The DoJ Determined the Wire Act did Not Apply
After much deliberation, the DoJ responded to New York and Illinois with an
opinion on September 20, which was only released to the public in late December.
In a nutshell, the DoJ determined that the Wire Act did not apply [in terms of
New York and Illinois breaking the law by selling in-state lotto tickets] since
the lottery information passing beyond state borders was not in reference to
bets or wagers relating to 'sporting events or contests'.
What this in effect meant, was that the DoJ conceded the Wire Act - which has
always traditionally been used by US authorities to justify the banning and
prevention of online gambling - was only applicable to sporting events or
contests, and not lotteries, which potentially also let interstate online
casino, poker and bingo gambling off the hook too.
Hence the bombshell, as online gambling fans and operators alike - from the
United States and abroad - quickly realised that one of America's most important
anti-online gambling laws and 'justifications' was in one fell swell swoop
rendered virtually impotent with regards to regards to lottery, casino, poker
and bingo, but obviously not to sports betting.

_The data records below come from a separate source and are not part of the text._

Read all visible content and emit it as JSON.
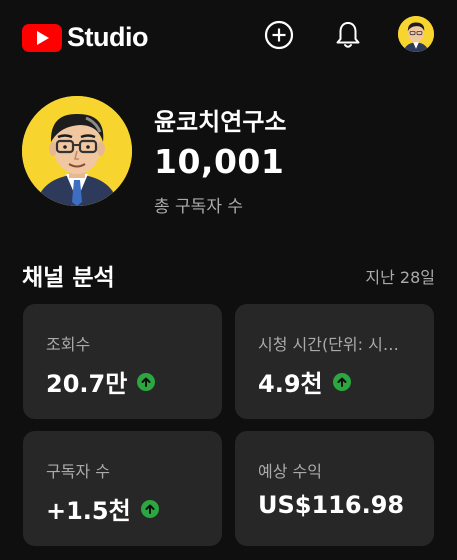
{
  "app": {
    "logo_text": "Studio",
    "icons": [
      "create-icon",
      "notifications-icon",
      "account-avatar"
    ],
    "colors": {
      "brand_red": "#ff0000",
      "background": "#0f0f0f",
      "card": "#272727",
      "trend_up": "#2ba640",
      "avatar_bg": "#f7d42e"
    }
  },
  "channel": {
    "name": "윤코치연구소",
    "subscribers": "10,001",
    "subscribers_label": "총 구독자 수"
  },
  "analytics": {
    "title": "채널 분석",
    "period": "지난 28일",
    "cards": [
      {
        "label": "조회수",
        "value": "20.7만",
        "trend": "up"
      },
      {
        "label": "시청 시간(단위: 시…",
        "value": "4.9천",
        "trend": "up"
      },
      {
        "label": "구독자 수",
        "value": "+1.5천",
        "trend": "up"
      },
      {
        "label": "예상 수익",
        "value": "US$116.98",
        "trend": "none"
      }
    ]
  }
}
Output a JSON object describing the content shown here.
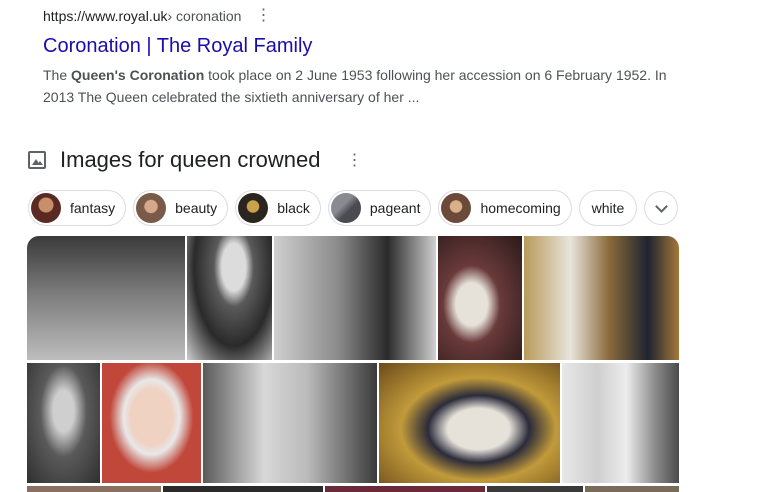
{
  "result": {
    "url": "https://www.royal.uk",
    "breadcrumb": " › coronation",
    "title": "Coronation | The Royal Family",
    "snippet_pre": "The ",
    "snippet_bold": "Queen's Coronation",
    "snippet_post": " took place on 2 June 1953 following her accession on 6 February 1952. In 2013 The Queen celebrated the sixtieth anniversary of her ..."
  },
  "images_section": {
    "heading": "Images for queen crowned",
    "chips": [
      {
        "label": "fantasy",
        "thumb_color": "#5a2a22"
      },
      {
        "label": "beauty",
        "thumb_color": "#7a5a48"
      },
      {
        "label": "black",
        "thumb_color": "#2b2520"
      },
      {
        "label": "pageant",
        "thumb_color": "#4a4a52"
      },
      {
        "label": "homecoming",
        "thumb_color": "#6b4a3a"
      },
      {
        "label": "white",
        "thumb_color": ""
      }
    ],
    "more_icon": "chevron-down-icon"
  },
  "image_tiles": [
    {
      "name": "image-tile-balcony-family",
      "color": "#6e6e6e"
    },
    {
      "name": "image-tile-queen-waving-bw",
      "color": "#8a8a8a"
    },
    {
      "name": "image-tile-queen-and-philip",
      "color": "#5a5a5a"
    },
    {
      "name": "image-tile-coronation-portrait-color",
      "color": "#5b3a3a"
    },
    {
      "name": "image-tile-queen-and-charles-throne",
      "color": "#8a6a3a"
    },
    {
      "name": "image-tile-young-queen-crown",
      "color": "#4f4f4f"
    },
    {
      "name": "image-tile-queen-smiling-tiara",
      "color": "#c0473a"
    },
    {
      "name": "image-tile-queen-with-sceptre-bw",
      "color": "#9a9a9a"
    },
    {
      "name": "image-tile-queen-state-opening",
      "color": "#8a6a2a"
    },
    {
      "name": "image-tile-queen-robes-standing",
      "color": "#b0b0b0"
    }
  ]
}
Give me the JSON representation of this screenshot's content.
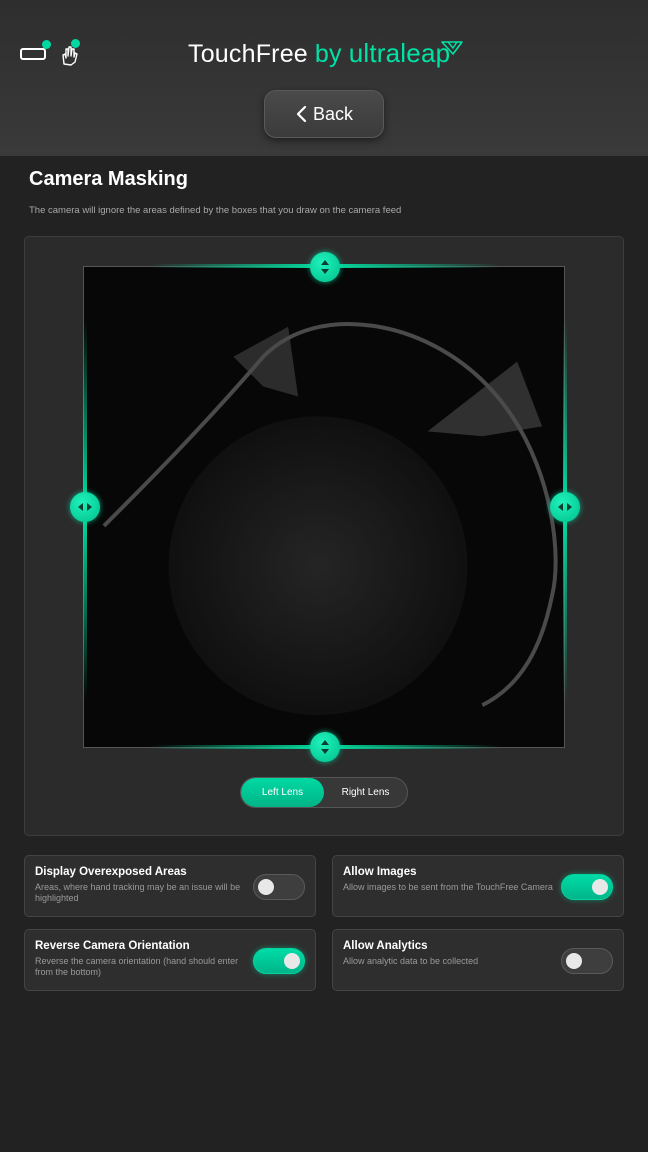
{
  "header": {
    "brand_main": "TouchFree",
    "brand_by": "by",
    "brand_company": "ultraleap",
    "back_label": "Back",
    "icons": [
      "camera-status-icon",
      "hand-status-icon",
      "ultraleap-logo-icon",
      "chevron-left-icon"
    ]
  },
  "page": {
    "title": "Camera Masking",
    "description": "The camera will ignore the areas defined by the boxes that you draw on the camera feed"
  },
  "lens": {
    "left_label": "Left Lens",
    "right_label": "Right Lens",
    "selected": "Left Lens"
  },
  "settings": [
    {
      "title": "Display Overexposed Areas",
      "description": "Areas, where hand tracking may be an issue will be highlighted",
      "enabled": false
    },
    {
      "title": "Allow Images",
      "description": "Allow images to be sent from the TouchFree Camera",
      "enabled": true
    },
    {
      "title": "Reverse Camera Orientation",
      "description": "Reverse the camera orientation (hand should enter from the bottom)",
      "enabled": true
    },
    {
      "title": "Allow Analytics",
      "description": "Allow analytic data to be collected",
      "enabled": false
    }
  ],
  "colors": {
    "accent": "#00e0a2",
    "background": "#222222",
    "header": "#333333",
    "card": "#2e2e2e"
  }
}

Note the use of the word virtually above, because the DoJ's opinion is just that
- an opinion. Not a decree, ruling or law, and thus certainly not binding in
court. So while many people in the online gambling industry are jumping up and
down with joy, expecting the US online gambling gates to fly open any day now,
it is not really as simple as that.
Time to License and Regulate US Online Gambling
However, what the DoJ opinion has done is proved that the US government's
justification and laws to ban online gambling may not be as 'watertight' as
previously thought, which may signal that the time is finally right to license
and regulate online gambling on a federal and state level, and in doing so
generate much needed taxable revenues.
And if that happens in the next few
months, 2012 could well and truly be the year of online gambling.